Lalu berharap para Pendidik/Guru bisa _menyulap_ anak-anak mereka menjadi _The Great Generation_, harapan yang bagus sih. Namun kenyataan berbeda dengan harapan, dan ini menjadi perhatian para Pelaku Pendidikan. Mereka mulai sibuk mencari referensi cara mendidik anak yang _"Ideal"_ dengan cara membaca buku atau ikut seminar.

Beberapa oknum merasa sangat _Up-todate_ saat mereka merujuk pada sebuah hasil _riset_ dari Luar Negeri, dan mencoba menerapkan metode Pendidikan tersebut kepada Anak-cucunya. Mungkin sebagian dari mereka lupa, bahwa ada banyak rukujan di dalam Alquran dan Hadits yang notabene sebagai *Pegangan Terbaik* kita.

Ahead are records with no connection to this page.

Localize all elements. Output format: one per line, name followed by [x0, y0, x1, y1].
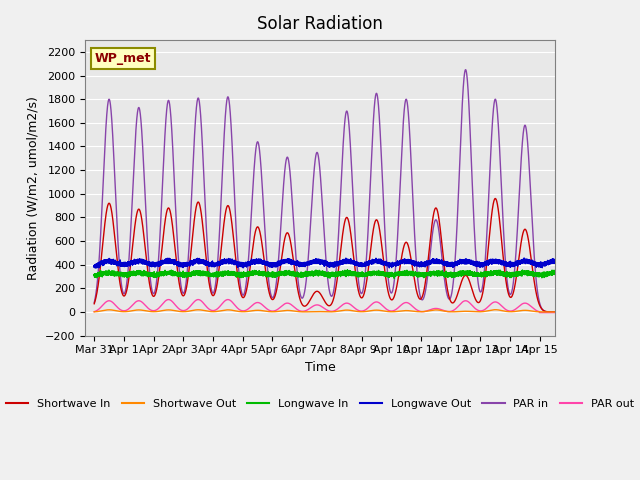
X-axis label: Time: Time: [305, 361, 335, 374]
Legend: Shortwave In, Shortwave Out, Longwave In, Longwave Out, PAR in, PAR out: Shortwave In, Shortwave Out, Longwave In…: [2, 395, 638, 413]
Y-axis label: Radiation (W/m2, umol/m2/s): Radiation (W/m2, umol/m2/s): [26, 96, 40, 280]
Title: Solar Radiation: Solar Radiation: [257, 15, 383, 33]
Text: WP_met: WP_met: [95, 52, 151, 65]
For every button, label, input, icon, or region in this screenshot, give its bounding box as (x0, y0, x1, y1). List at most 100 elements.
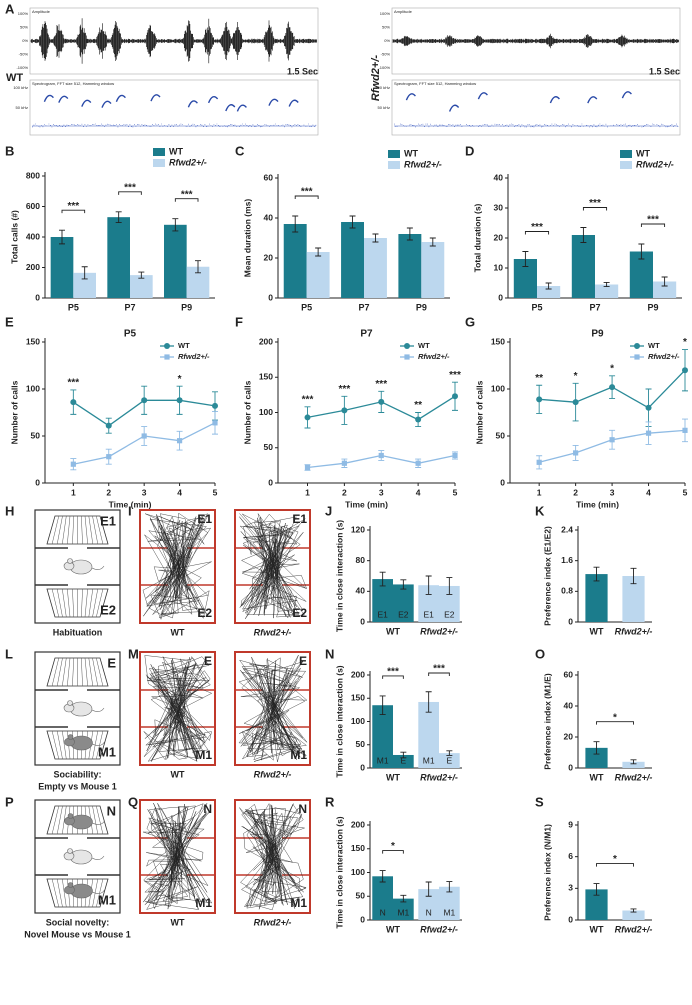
track-walls (235, 689, 310, 728)
legend-swatch (388, 150, 400, 158)
point (105, 422, 112, 429)
bar (164, 224, 187, 298)
significance-bracket (294, 195, 319, 199)
y-tick-label: 0 (568, 914, 573, 924)
bar (393, 584, 414, 622)
point (452, 393, 458, 400)
significance-bracket (61, 209, 86, 214)
point (682, 367, 688, 374)
x-tick-label: 1 (71, 487, 76, 497)
y-tick-label: 100 (491, 383, 505, 393)
x-axis-label: Time (min) (345, 499, 388, 509)
error-bar (292, 215, 299, 233)
x-tick-label: 3 (142, 487, 147, 497)
significance-bracket (582, 207, 608, 211)
bar (398, 234, 422, 298)
annotation: * (610, 363, 614, 374)
y-axis-label: Time in close interaction (s) (334, 665, 344, 777)
track-path (239, 513, 307, 620)
bar (513, 259, 537, 298)
significance-label: *** (301, 187, 313, 198)
x-tick-label: 1 (537, 487, 542, 497)
cup-label: M1 (98, 744, 116, 759)
arena-walls (35, 837, 120, 876)
cup-label: M1 (195, 748, 212, 762)
mouse-ear (67, 848, 73, 854)
y-tick-label: 100 (351, 716, 365, 726)
y-tick-label: 50 (356, 891, 366, 901)
bar (73, 272, 96, 298)
y-tick-label: 80 (356, 555, 366, 565)
mouse-tail (92, 889, 105, 894)
bar (439, 585, 460, 622)
chart-title: P9 (591, 329, 604, 340)
annotation: *** (449, 370, 461, 381)
mouse-ear (67, 700, 73, 706)
x-tick-label: Rfwd2+/- (615, 924, 653, 934)
y-tick-label: 100 (26, 383, 40, 393)
bar (283, 224, 307, 298)
point (682, 427, 688, 433)
error-bar (400, 579, 407, 590)
significance-label: *** (433, 664, 445, 675)
bar (585, 889, 608, 920)
panel-label: L (5, 646, 13, 661)
point (212, 420, 218, 426)
amplitude-tick-label: 100% (380, 11, 391, 16)
spectrogram-calls (405, 91, 632, 112)
bar-label: M1 (423, 755, 435, 765)
point (415, 416, 422, 423)
x-tick-label: Rfwd2+/- (615, 626, 653, 636)
y-tick-label: 100 (259, 407, 273, 417)
amplitude-tick-label: 0% (384, 38, 390, 43)
scale-label: 1.5 Sec (287, 66, 318, 76)
mouse-tail (91, 855, 105, 860)
frequency-tick-label: 50 kHz (16, 105, 28, 110)
x-axis-label: Time (min) (109, 499, 152, 509)
point (106, 454, 112, 460)
y-tick-label: 3 (568, 883, 573, 893)
x-tick-label: WT (590, 924, 604, 934)
y-tick-label: 150 (351, 843, 365, 853)
cup-label: E (107, 655, 116, 670)
y-tick-label: 40 (564, 700, 574, 710)
y-axis-label: Total calls (#) (9, 210, 19, 264)
x-tick-label: WT (386, 924, 400, 934)
y-tick-label: 200 (26, 262, 40, 272)
bar (439, 753, 460, 768)
genotype-label: WT (6, 72, 23, 84)
y-tick-label: 50 (356, 739, 366, 749)
y-axis-label: Number of calls (9, 380, 19, 444)
x-tick-label: P7 (358, 302, 369, 312)
bar (622, 761, 645, 768)
legend-swatch (153, 148, 165, 156)
cup-bars (51, 515, 104, 545)
bar (571, 235, 595, 298)
legend-label: WT (178, 341, 190, 350)
track-path (142, 802, 213, 910)
error-bar (446, 881, 453, 893)
significance-label: * (613, 712, 617, 723)
track-walls (140, 837, 215, 876)
legend-label: WT (404, 148, 418, 158)
legend-marker (404, 354, 410, 360)
panel-label: C (235, 143, 245, 158)
spectrogram-noise (32, 123, 317, 128)
x-tick-label: Rfwd2+/- (420, 772, 458, 782)
error-bar (400, 894, 407, 903)
legend-swatch (388, 161, 400, 169)
error-bar (661, 276, 668, 287)
error-bar (429, 237, 436, 247)
y-tick-label: 40 (356, 586, 366, 596)
y-tick-label: 40 (494, 172, 504, 182)
point (176, 438, 183, 444)
point (141, 433, 147, 439)
error-bar (406, 227, 413, 241)
y-axis-label: Number of calls (474, 380, 484, 444)
y-tick-label: 50 (31, 430, 41, 440)
bar (595, 284, 619, 298)
y-tick-label: 9 (568, 819, 573, 829)
annotation: *** (339, 384, 351, 395)
genotype-label: Rfwd2+/- (370, 55, 382, 101)
significance-bracket (524, 231, 550, 235)
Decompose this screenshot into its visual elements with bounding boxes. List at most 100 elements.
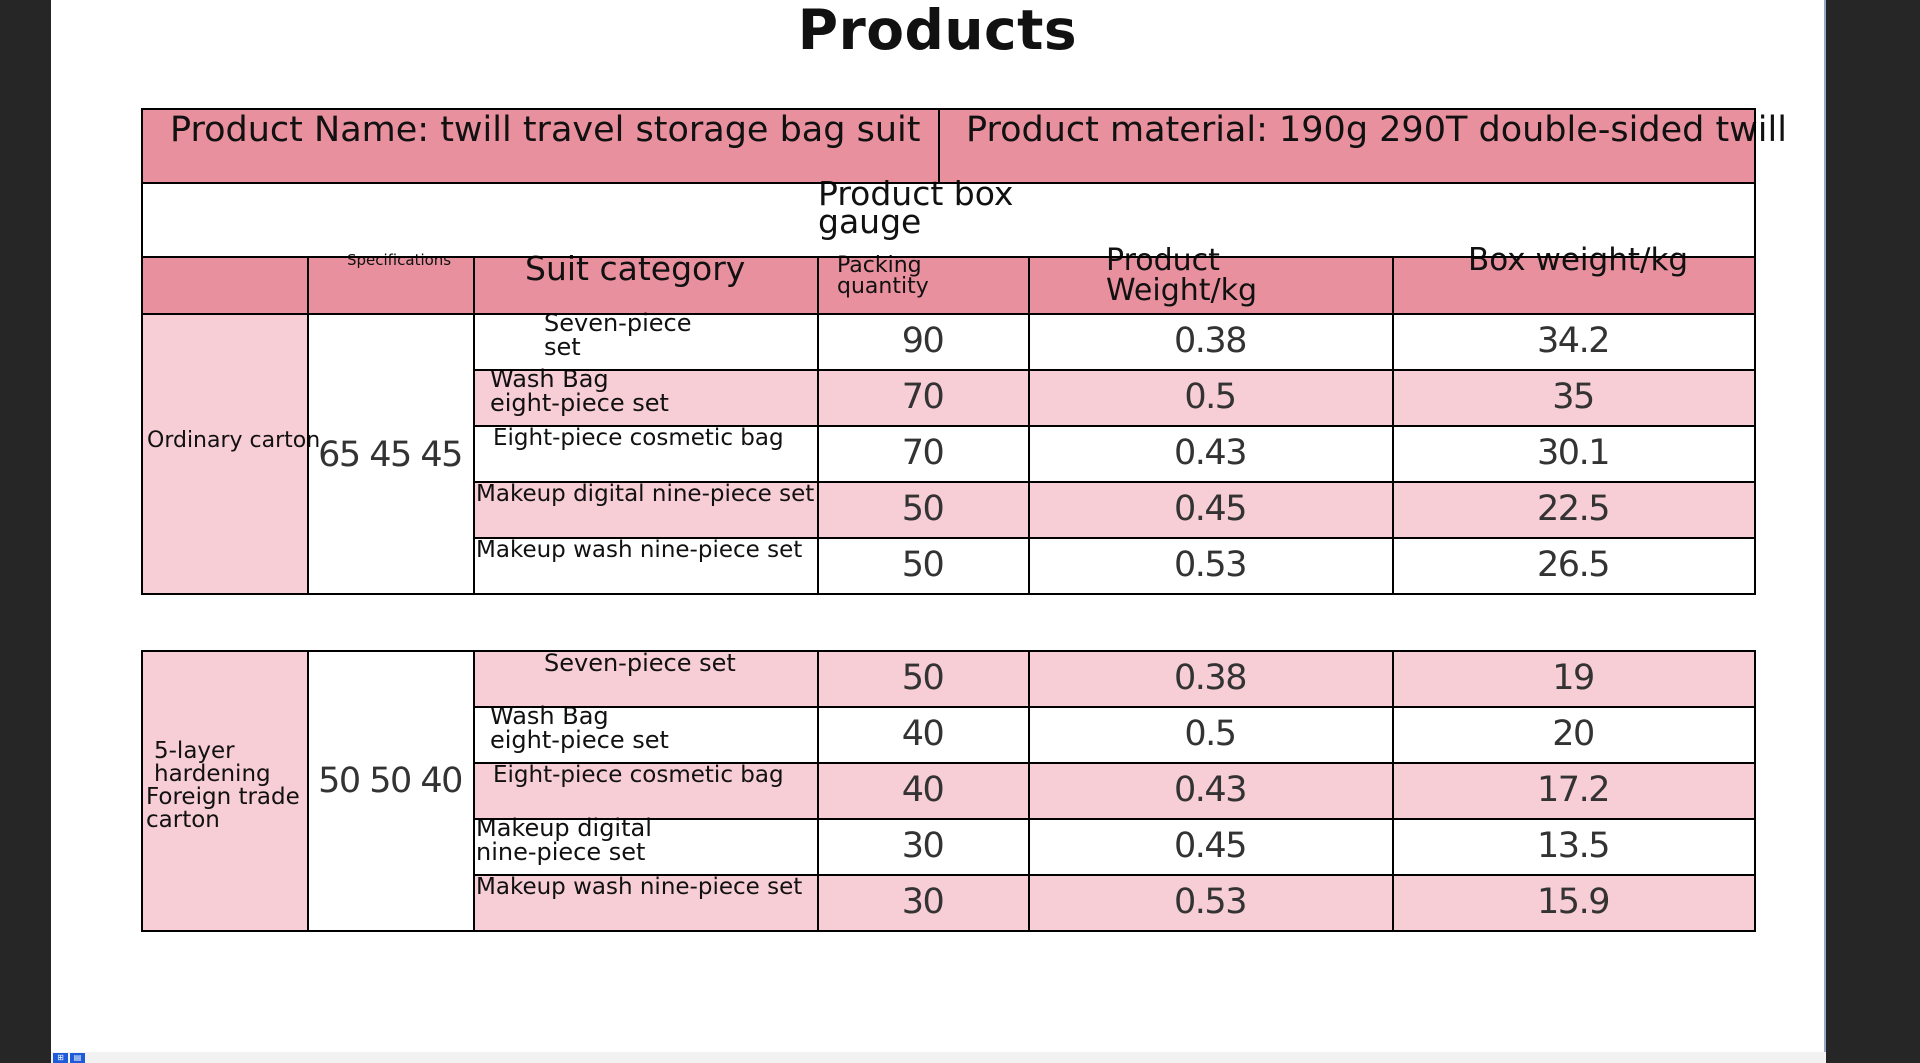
column-divider [1754, 650, 1756, 932]
packing-quantity-cell: 50 [901, 489, 945, 529]
group-bottom-border [141, 930, 1754, 932]
row-divider [473, 818, 1754, 820]
row-divider [473, 425, 1754, 427]
row-highlight [473, 874, 1754, 930]
product-weight-cell: 0.38 [1174, 658, 1247, 698]
suit-category-cell: Makeup wash nine-piece set [476, 874, 802, 900]
group-top-border [141, 313, 1754, 315]
box-weight-cell: 35 [1552, 377, 1595, 417]
suit-category-line: Eight-piece cosmetic bag [493, 762, 784, 788]
column-divider [307, 313, 309, 595]
box-weight-cell: 17.2 [1537, 770, 1610, 810]
column-header-band [141, 256, 1754, 313]
packing-quantity-cell: 90 [901, 321, 945, 361]
col-packing-quantity-line: Packing [837, 253, 922, 278]
row-divider [473, 481, 1754, 483]
row-divider [473, 369, 1754, 371]
column-header-divider [307, 256, 309, 315]
view-icon[interactable]: ⊞ [53, 1053, 68, 1063]
suit-category-line: Makeup digital nine-piece set [476, 481, 815, 507]
row-highlight [473, 650, 1754, 706]
product-weight-cell: 0.5 [1184, 377, 1237, 417]
suit-category-line: nine-piece set [476, 838, 646, 866]
document-page: Products Product Name: twill travel stor… [51, 0, 1826, 1052]
col-packing-quantity: Packing quantity [837, 253, 929, 298]
column-header-divider [817, 256, 819, 315]
suit-category-cell: Makeup digital nine-piece set [476, 816, 652, 864]
column-divider [817, 313, 819, 595]
page-title: Products [797, 0, 1078, 62]
column-header-divider [1028, 256, 1030, 315]
carton-type-line: Foreign trade [146, 784, 300, 810]
product-weight-cell: 0.5 [1184, 714, 1237, 754]
row-divider [473, 706, 1754, 708]
gauge-bottom-border [141, 256, 1754, 258]
grid-line [141, 108, 143, 315]
carton-cell [141, 650, 307, 930]
row-divider [473, 874, 1754, 876]
box-weight-cell: 20 [1552, 714, 1595, 754]
packing-quantity-cell: 50 [901, 545, 945, 585]
row-highlight [473, 369, 1754, 425]
product-weight-cell: 0.53 [1174, 545, 1247, 585]
column-divider [307, 650, 309, 932]
suit-category-line: Makeup wash nine-piece set [476, 537, 803, 563]
column-divider [141, 313, 143, 595]
col-product-weight-line: Weight/kg [1106, 273, 1258, 308]
product-name-line: Product Name: twill travel storage bag s… [170, 110, 921, 150]
carton-type-line: hardening [154, 761, 271, 787]
box-weight-cell: 34.2 [1537, 321, 1610, 361]
suit-category-line: Wash Bag [490, 365, 609, 393]
packing-quantity-cell: 70 [901, 433, 945, 473]
product-weight-cell: 0.43 [1174, 770, 1247, 810]
suit-category-line: Makeup digital [476, 814, 652, 842]
packing-quantity-cell: 50 [901, 658, 945, 698]
suit-category-line: Wash Bag [490, 702, 609, 730]
header-band [141, 108, 1754, 182]
suit-category-cell: Seven-piece set [544, 649, 736, 678]
packing-quantity-cell: 30 [901, 882, 945, 922]
column-divider [1754, 313, 1756, 595]
specification-dims: 65 45 45 [318, 435, 463, 475]
column-header-divider [473, 256, 475, 315]
grid-line [1754, 108, 1756, 315]
col-box-weight: Box weight/kg [1468, 244, 1688, 277]
suit-category-line: Seven-piece set [544, 649, 736, 677]
col-box-weight-line: Box weight/kg [1468, 242, 1689, 278]
suit-category-cell: Wash Bag eight-piece set [490, 704, 669, 752]
suit-category-line: eight-piece set [490, 726, 669, 754]
suit-category-cell: Makeup wash nine-piece set [476, 537, 802, 563]
product-weight-cell: 0.45 [1174, 489, 1247, 529]
row-divider [473, 762, 1754, 764]
row-divider [473, 537, 1754, 539]
carton-type: Ordinary carton [147, 430, 320, 452]
product-weight-cell: 0.38 [1174, 321, 1247, 361]
column-divider [473, 650, 475, 932]
packing-quantity-cell: 30 [901, 826, 945, 866]
status-bar [51, 1052, 1826, 1063]
specification-dims: 50 50 40 [318, 761, 463, 801]
column-header-divider [1392, 256, 1394, 315]
product-material: Product material: 190g 290T double-sided… [966, 112, 1787, 149]
suit-category-cell: Wash Bag eight-piece set [490, 367, 669, 415]
col-product-weight: Product Weight/kg [1106, 246, 1257, 306]
box-weight-cell: 15.9 [1537, 882, 1610, 922]
product-weight-cell: 0.53 [1174, 882, 1247, 922]
carton-cell [141, 313, 307, 593]
layout-icon[interactable]: ▤ [70, 1053, 85, 1063]
box-weight-cell: 30.1 [1537, 433, 1610, 473]
group-bottom-border [141, 593, 1754, 595]
box-weight-cell: 26.5 [1537, 545, 1610, 585]
carton-type-line: 5-layer [154, 738, 235, 764]
group-top-border [141, 650, 1754, 652]
box-gauge-label-line: gauge [818, 202, 922, 242]
header-top-border [141, 108, 1754, 110]
suit-category-cell: Eight-piece cosmetic bag [493, 425, 784, 451]
suit-category-line: Makeup wash nine-piece set [476, 874, 803, 900]
suit-category-line: set [544, 333, 581, 361]
box-weight-cell: 19 [1552, 658, 1595, 698]
product-material-line: Product material: 190g 290T double-sided… [966, 110, 1787, 150]
header-split [938, 108, 940, 184]
suit-category-cell: Eight-piece cosmetic bag [493, 762, 784, 788]
product-weight-cell: 0.45 [1174, 826, 1247, 866]
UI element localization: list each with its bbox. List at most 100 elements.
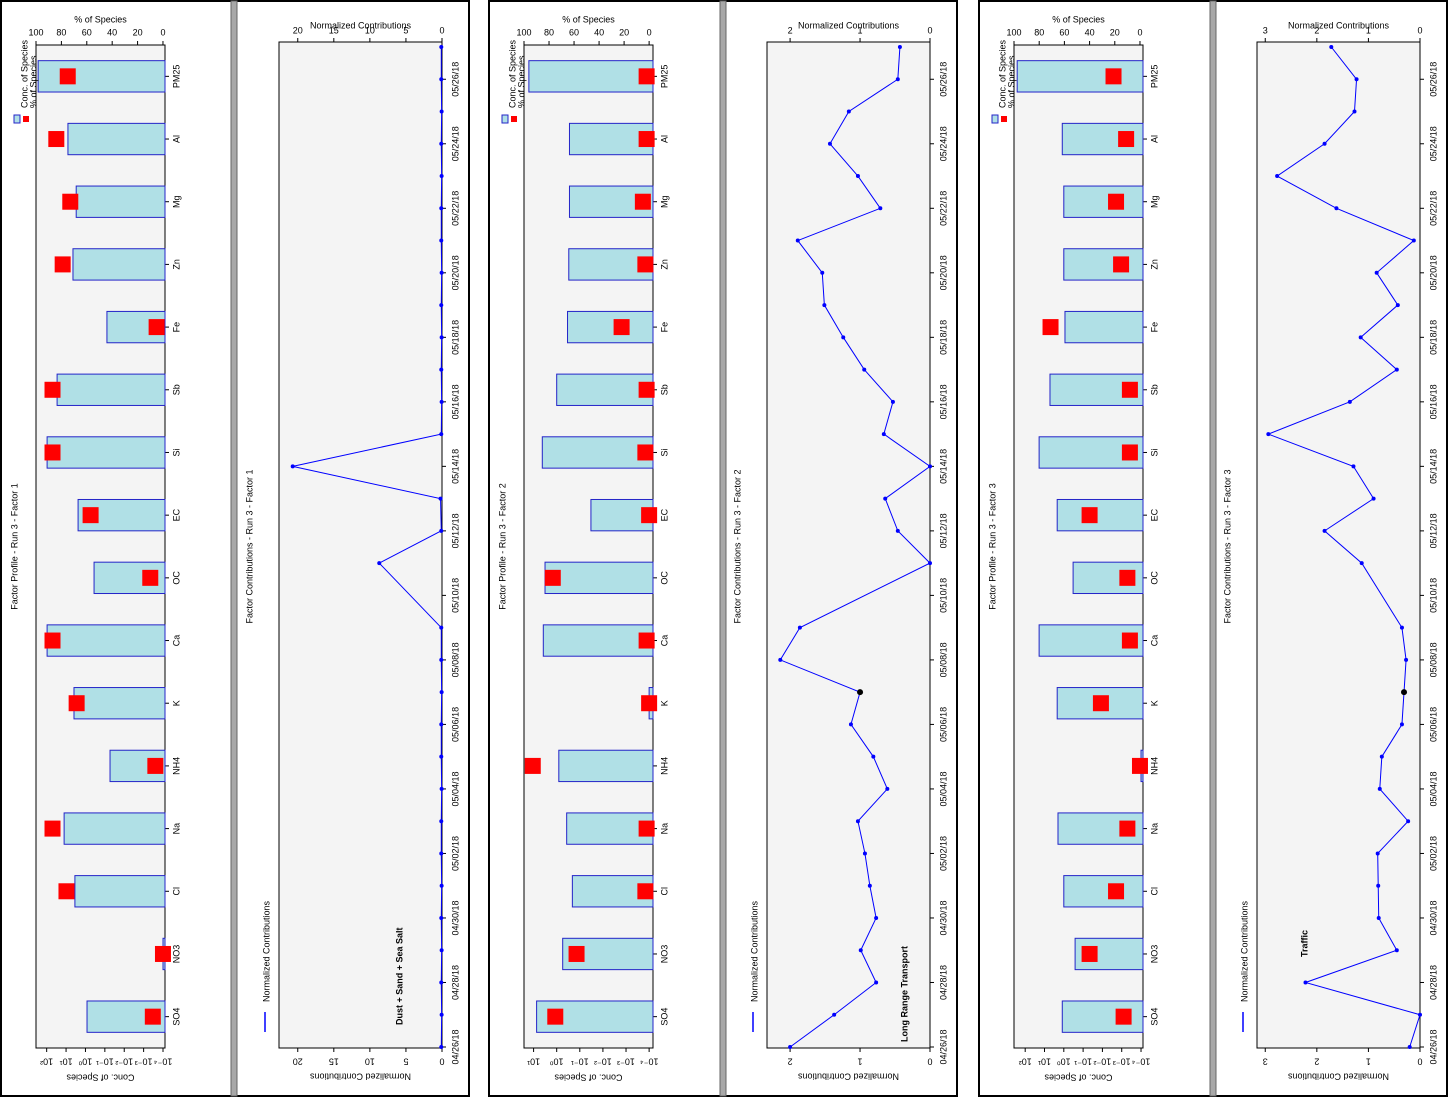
x-tick-label: 05/22/18 bbox=[1428, 191, 1438, 226]
bar bbox=[37, 60, 166, 93]
y-tick-label: 0 bbox=[927, 1057, 932, 1067]
percent-marker bbox=[154, 945, 171, 962]
percent-marker bbox=[62, 193, 79, 210]
x-tick-label: 05/12/18 bbox=[450, 513, 460, 548]
category-label: PM25 bbox=[1149, 65, 1159, 89]
chart-title: Factor Profile - Run 3 - Factor 1 bbox=[9, 483, 19, 610]
point bbox=[855, 819, 860, 824]
y-tick-label: 10⁻³ bbox=[617, 1057, 635, 1067]
category-label: PM25 bbox=[171, 65, 181, 89]
y-tick-label: 10⁻⁴ bbox=[1132, 1057, 1151, 1067]
x-tick-label: 05/08/18 bbox=[938, 642, 948, 677]
category-label: Fe bbox=[659, 322, 669, 333]
category-label: OC bbox=[171, 571, 181, 585]
y-tick-label: 10⁰ bbox=[1057, 1057, 1071, 1067]
percent-marker bbox=[638, 381, 655, 398]
point bbox=[1407, 1045, 1412, 1049]
x-tick-label: 05/04/18 bbox=[938, 771, 948, 806]
percent-marker bbox=[54, 256, 71, 273]
y-tick-label: 10⁻³ bbox=[135, 1057, 153, 1067]
point bbox=[1352, 109, 1357, 114]
percent-marker bbox=[68, 695, 85, 712]
y-tick-label: 10⁻⁴ bbox=[640, 1057, 659, 1067]
axis-title: % of Species bbox=[562, 14, 615, 24]
legend-swatch bbox=[991, 114, 999, 124]
point bbox=[439, 238, 444, 243]
axis-title: Normalized Contributions bbox=[797, 1072, 899, 1082]
bar bbox=[67, 122, 166, 156]
category-label: Ca bbox=[171, 635, 181, 647]
y2-tick-label: 20 bbox=[133, 27, 143, 37]
x-tick-label: 05/24/18 bbox=[1428, 126, 1438, 161]
y-tick-label: 10⁻³ bbox=[1113, 1057, 1131, 1067]
y2-tick-label: 100 bbox=[516, 27, 531, 37]
category-label: Ca bbox=[659, 635, 669, 647]
category-label: Na bbox=[171, 823, 181, 835]
axis-title: Normalized Contributions bbox=[310, 20, 412, 30]
point bbox=[1376, 915, 1381, 920]
y2-tick-label: 0 bbox=[1137, 27, 1142, 37]
x-tick-label: 04/26/18 bbox=[450, 1029, 460, 1064]
x-tick-label: 04/30/18 bbox=[938, 900, 948, 935]
point bbox=[788, 1045, 793, 1049]
point bbox=[928, 561, 932, 566]
point bbox=[885, 786, 890, 791]
point bbox=[1371, 496, 1376, 501]
point bbox=[439, 980, 444, 985]
point bbox=[439, 335, 444, 340]
percent-marker bbox=[613, 319, 630, 336]
y2-tick-label: 40 bbox=[1085, 27, 1095, 37]
y-tick-label: 1 bbox=[1366, 25, 1371, 35]
category-label: NH4 bbox=[659, 757, 669, 775]
percent-marker bbox=[1121, 632, 1138, 649]
point bbox=[439, 432, 444, 437]
point bbox=[820, 270, 825, 275]
x-tick-label: 04/26/18 bbox=[1428, 1029, 1438, 1064]
category-label: Mg bbox=[659, 195, 669, 208]
panel-separator bbox=[1209, 0, 1217, 1097]
x-tick-label: 05/04/18 bbox=[450, 771, 460, 806]
axis-title: % of Species bbox=[1052, 14, 1105, 24]
point bbox=[1418, 1012, 1422, 1017]
y-tick-label: 2 bbox=[1314, 1057, 1319, 1067]
category-label: Fe bbox=[171, 322, 181, 333]
x-tick-label: 05/24/18 bbox=[938, 126, 948, 161]
y-tick-label: 1 bbox=[858, 1057, 863, 1067]
category-label: K bbox=[171, 700, 181, 706]
percent-marker bbox=[547, 1008, 564, 1025]
y-tick-label: 10⁻² bbox=[115, 1057, 133, 1067]
point bbox=[874, 915, 879, 920]
category-label: EC bbox=[171, 508, 181, 521]
y-tick-label: 10⁻¹ bbox=[571, 1057, 589, 1067]
x-tick-label: 05/22/18 bbox=[450, 191, 460, 226]
x-tick-label: 05/14/18 bbox=[938, 449, 948, 484]
category-label: K bbox=[1149, 700, 1159, 706]
point bbox=[439, 528, 444, 533]
legend-label: % of Species bbox=[516, 55, 526, 108]
x-tick-label: 05/22/18 bbox=[938, 191, 948, 226]
point bbox=[1322, 141, 1327, 146]
y-tick-label: 0 bbox=[1417, 25, 1422, 35]
category-label: Sb bbox=[1149, 384, 1159, 395]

Jika kita men-tadzaburi keduanya (Alquran dan Hadits), maka banyak sekali Surat-surat Alquran yang berbicara tentang Pendidikan Keluarga, mulai dari Surat berjudul nama para Nabi-nabi hingga nama 3 orang yang bukan Nabi tapi mereka begitu Mulia, yaitu Luqman, Ali Imran dan Maryam.

Dari Hadits tentu kita bisa (dan harus) belajar kepada Guru Terbaik kita bersama, yaitu Nabi Muhammad SAW. Seorang Nabi yang sekaligus seorang Raja / Kepala Negara, seorang Pemimpin perang, Imam Sholat, Konsultan, hingga seorang Suami bagi para Istri-istri beliau. Dan seorang Ayah bagi anak-anaknya, juga seorang Kakek bagi cucu-cucunya.

Teringat seorang Kakek sedang berbincang dengan Cucunya yang baru mendapat Ranking disekolahnya,
"Wah Hebat kamu cucuku, pertahankan prestasimu, *jangan kayak Ayahmu* yang dulu waktu kecil nakalnya minta ampun"
Pernahkah kita mendengar kejadian itu? Atau malah menjadi Pelaku-nya? Hehe.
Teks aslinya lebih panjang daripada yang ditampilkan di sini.